Wenn wir das Wort "Ritual" verwenden, denken wir normalerweise an magische Riten oder Gottesdienste. Natürlich ist weder Anbetung noch Liebeszauber möglich, ohne bestimmte Handlungen auszuführen - Verschwörungen oder Gebete, bei denen kein einziges Wort geändert werden kann, streng konsistente Bewegungen und so weiter. Und nur wenige Menschen glauben, dass wir im Alltag nicht auf Rituale verzichten können.

Warum brauchen wir es nicht? Wenn Sie genauer hinschauen, stellt sich heraus, dass unser gesamtes tägliches Leben aus Ritualen besteht. Denken Sie daran: Ist Ihr Morgen, der mit Tee oder Kaffee aus Ihrer Lieblingsschale erwacht, kein Ritual? Das realste. Und die Rituale der Begrüßung und des Abschieds? Was ist ein Ritual, warum ist es so wertvoll, warum können wir ohne Ritual keinen Schritt machen?

Keine Religion ist ohne Rituale vollständig. Irgendwo sind sie prächtiger, irgendwo - völlig asketisch, dennoch ist das Ritual in jedem Gottesdienst vorhanden. Die Frage ist: Warum brauchen wir ein kirchliches Ritual, wenn Gott in der Seele ist?

Überlebensinstinkt

Unabhängig von den Ritualen ist ihr Hauptziel immer dasselbe - Kommunikation: Kommunikation zwischen Mensch und Mensch, zwischen Menschen und Göttern. Das ist richtig - auch wenn sich jemand ein Ritual einfallen lässt und es streng alleine durchführt!

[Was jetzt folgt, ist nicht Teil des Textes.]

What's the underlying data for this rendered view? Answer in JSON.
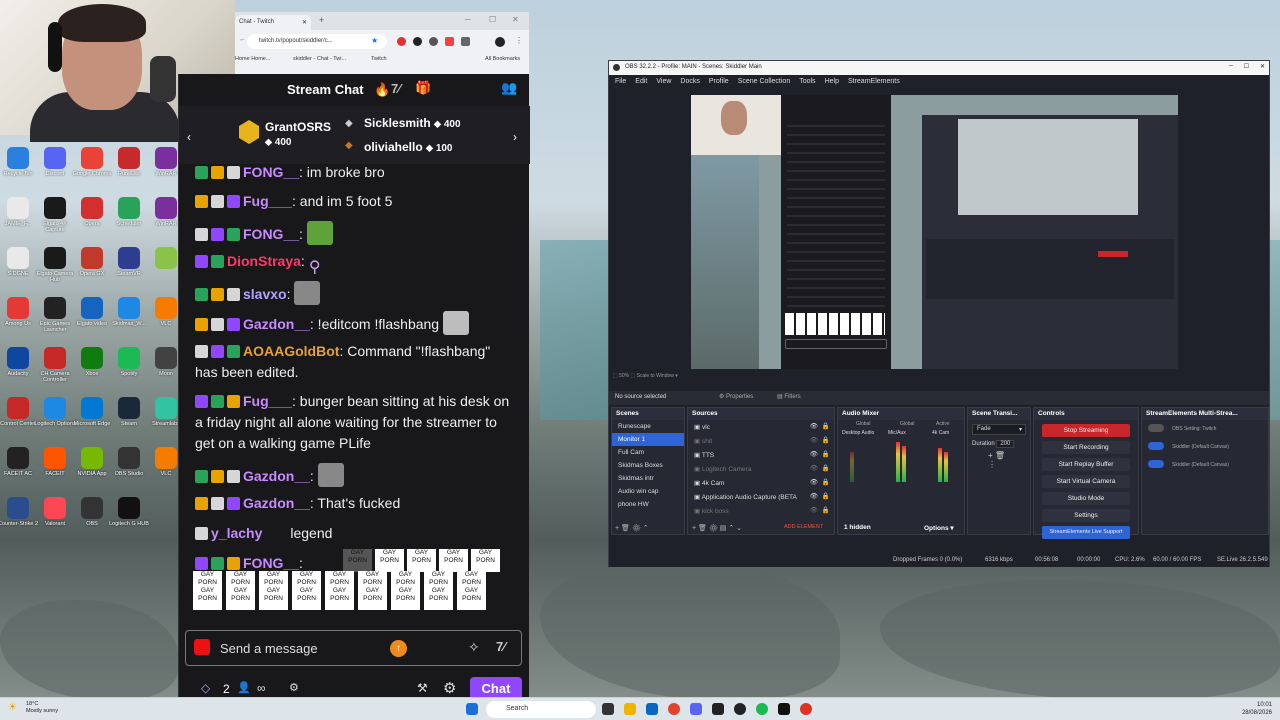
{
  "browser": {
    "tab_title": "Chat - Twitch",
    "url": "twitch.tv/popout/skiddler/c...",
    "bookmarks": [
      "Home Home...",
      "skiddler - Chat - Twi...",
      "Twitch"
    ],
    "all_bookmarks": "All Bookmarks"
  },
  "chat": {
    "title": "Stream Chat",
    "gifters": [
      {
        "name": "GrantOSRS",
        "amount": "400"
      },
      {
        "name": "Sicklesmith",
        "amount": "400"
      },
      {
        "name": "oliviahello",
        "amount": "100"
      }
    ],
    "messages": [
      {
        "user": "FONG__",
        "color": "#c88bff",
        "text": ": im broke bro"
      },
      {
        "user": "Fug___",
        "color": "#c88bff",
        "text": ": and im 5 foot 5"
      },
      {
        "user": "FONG__",
        "color": "#c88bff",
        "text": ":"
      },
      {
        "user": "DionStraya",
        "color": "#ff3a6a",
        "text": ":"
      },
      {
        "user": "slavxo",
        "color": "#b3a3ff",
        "text": ":"
      },
      {
        "user": "Gazdon__",
        "color": "#c88bff",
        "text": ": !editcom !flashbang"
      },
      {
        "user": "AOAAGoldBot",
        "color": "#e6a13a",
        "text": ": Command \"!flashbang\" has been edited."
      },
      {
        "user": "Fug___",
        "color": "#c88bff",
        "text": ": bunger bean sitting at his desk on a friday night all alone waiting for the streamer to get on a walking game PLife"
      },
      {
        "user": "Gazdon__",
        "color": "#c88bff",
        "text": ":"
      },
      {
        "user": "Gazdon__",
        "color": "#c88bff",
        "text": ": That's fucked"
      },
      {
        "user": "y_lachy",
        "color": "#c88bff",
        "text": "legend"
      },
      {
        "user": "FONG__",
        "color": "#c88bff",
        "text": ":"
      }
    ],
    "spam_text": "GAY PORN",
    "input_placeholder": "Send a message",
    "footer_count": "2",
    "chat_button": "Chat"
  },
  "obs": {
    "title": "OBS 32.2.2 - Profile: MAIN - Scenes: Skiddler Main",
    "menu": [
      "File",
      "Edit",
      "View",
      "Docks",
      "Profile",
      "Scene Collection",
      "Tools",
      "Help",
      "StreamElements"
    ],
    "no_source": "No source selected",
    "properties": "Properties",
    "filters": "Filters",
    "docks": {
      "scenes": "Scenes",
      "sources": "Sources",
      "mixer": "Audio Mixer",
      "transitions": "Scene Transi...",
      "controls": "Controls",
      "se": "StreamElements Multi-Strea..."
    },
    "scenes": [
      "Runescape",
      "Monitor 1",
      "Full Cam",
      "Skidmas Boxes",
      "Skidmas intr",
      "Audio win cap",
      "phone HW"
    ],
    "sources": [
      "vlc",
      "shit",
      "TTS",
      "Logitech Camera",
      "4k Cam",
      "Application Audio Capture (BETA",
      "kick boss"
    ],
    "add_element": "ADD ELEMENT",
    "mixer_tabs": [
      "Global",
      "Global",
      "Active"
    ],
    "mixer_channels": [
      "Desktop Audio",
      "Mic/Aux",
      "4k Cam"
    ],
    "hidden": "1 hidden",
    "options": "Options",
    "transition": {
      "type": "Fade",
      "duration_label": "Duration",
      "duration": "200"
    },
    "controls": [
      "Stop Streaming",
      "Start Recording",
      "Start Replay Buffer",
      "Start Virtual Camera",
      "Studio Mode",
      "Settings",
      "StreamElements Live Support"
    ],
    "se_items": [
      "OBS Setting: Twitch",
      "Skiddler (Default Canvas)",
      "Skiddler (Default Canvas)"
    ],
    "status": {
      "dropped": "Dropped Frames 0 (0.0%)",
      "kbps": "6316 kbps",
      "time1": "00:56:08",
      "time2": "00:00:00",
      "cpu": "CPU: 2.6%",
      "fps": "60.00 / 60.00 FPS",
      "se": "SE.Live 26.2.5.549"
    }
  },
  "taskbar": {
    "search": "Search",
    "time": "10:01",
    "date": "28/08/2026",
    "weather_temp": "18°C",
    "weather_desc": "Mostly sunny"
  },
  "desktop_icons": [
    "Recycle Bin",
    "Discord",
    "Google Chrome",
    "RuneLite",
    "WinRAR",
    "JAMIE_F...",
    "Elgato 4K Capture",
    "Opera",
    "Scheduler",
    "WinRAR",
    "S.DGNE",
    "Elgato Camera Hub",
    "Opera GX",
    "SteamVR",
    "",
    "Among Us",
    "Epic Games Launcher",
    "Elgato video",
    "Skidmas_W...",
    "VLC",
    "Audacity",
    "CH Camera Controller",
    "Xbox",
    "Spotify",
    "Moon",
    "Control Center",
    "Logitech Options",
    "Microsoft Edge",
    "Steam",
    "Streamlabs",
    "FACEIT AC",
    "FACEIT",
    "NVIDIA App",
    "OBS Studio",
    "VLC",
    "Counter-Strike 2",
    "Valorant",
    "OBS",
    "Logitech G HUB"
  ]
}
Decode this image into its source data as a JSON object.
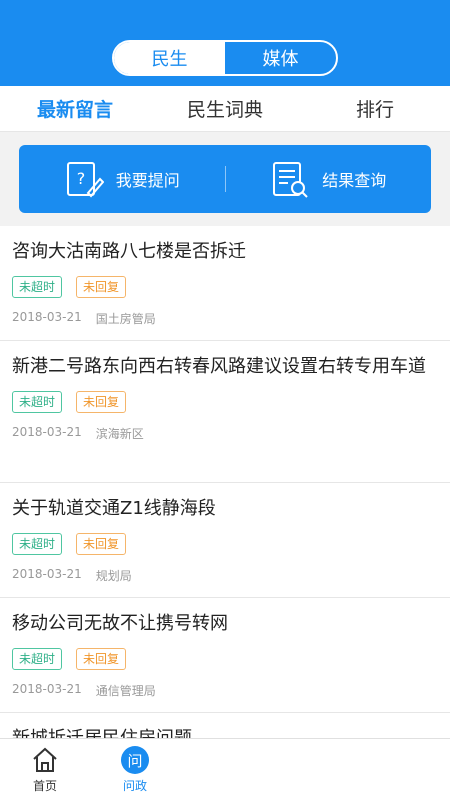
{
  "header": {
    "segments": [
      {
        "label": "民生"
      },
      {
        "label": "媒体"
      }
    ]
  },
  "tabs": [
    {
      "label": "最新留言"
    },
    {
      "label": "民生词典"
    },
    {
      "label": "排行"
    }
  ],
  "actions": {
    "ask_label": "我要提问",
    "query_label": "结果查询"
  },
  "list": [
    {
      "title": "咨询大沽南路八七楼是否拆迁",
      "tag1": "未超时",
      "tag2": "未回复",
      "date": "2018-03-21",
      "org": "国土房管局"
    },
    {
      "title": "新港二号路东向西右转春风路建议设置右转专用车道",
      "tag1": "未超时",
      "tag2": "未回复",
      "date": "2018-03-21",
      "org": "滨海新区"
    },
    {
      "title": "关于轨道交通Z1线静海段",
      "tag1": "未超时",
      "tag2": "未回复",
      "date": "2018-03-21",
      "org": "规划局"
    },
    {
      "title": "移动公司无故不让携号转网",
      "tag1": "未超时",
      "tag2": "未回复",
      "date": "2018-03-21",
      "org": "通信管理局"
    },
    {
      "title": "新城拆迁居民住房问题",
      "tag1": "",
      "tag2": "",
      "date": "",
      "org": ""
    }
  ],
  "tabbar": {
    "home_label": "首页",
    "wenzheng_label": "问政",
    "wenzheng_icon_char": "问",
    "item3_label": "",
    "item4_label": "",
    "item5_label": ""
  },
  "colors": {
    "primary": "#1a8cf0",
    "tag_green": "#2fb088",
    "tag_orange": "#f0962b"
  }
}
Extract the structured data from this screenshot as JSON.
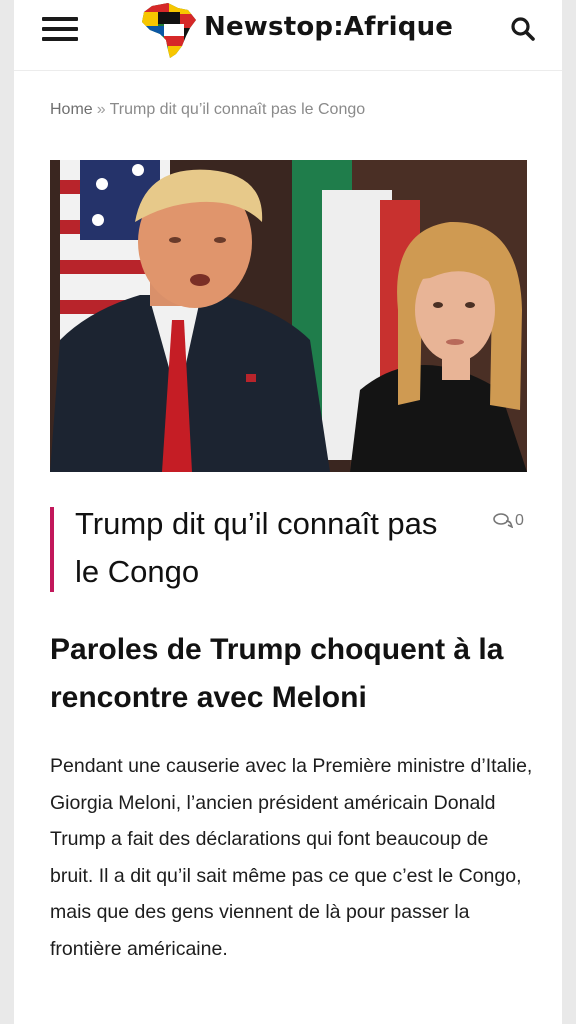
{
  "header": {
    "logo_text": "Newstop:Afrique",
    "menu_icon": "hamburger-icon",
    "search_icon": "search-icon"
  },
  "breadcrumb": {
    "home": "Home",
    "separator": "»",
    "current": "Trump dit qu’il connaît pas le Congo"
  },
  "article": {
    "title": "Trump dit qu’il connaît pas le Congo",
    "comment_count": "0",
    "comment_icon": "comments-icon",
    "accent_color": "#c2185b",
    "subheading": "Paroles de Trump choquent à la rencontre avec Meloni",
    "body": "Pendant une causerie avec la Première ministre d’Italie, Giorgia Meloni, l’ancien président américain Donald Trump a fait des déclarations qui font beaucoup de bruit. Il a dit qu’il sait même pas ce que c’est le Congo, mais que des gens viennent de là pour passer la frontière américaine."
  }
}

Zum Beispiel entscheidet sich ein Kind: "Wenn ich auf einem Bein zu dieser Bank fahre, stolpere ich nicht und niemand ruft mich an, dann wird niemand zu Hause nach dem Tagebuch fragen." Es fällt ihm nicht einmal ein, dass er ein mäßig komplexes Ritual einer Vereinbarung mit den Höheren Mächten erfunden, ihnen ein Opfer gebracht (auf einem Bein geritten) und auf ihren "Segen" gewartet hat (niemand rief ihn an).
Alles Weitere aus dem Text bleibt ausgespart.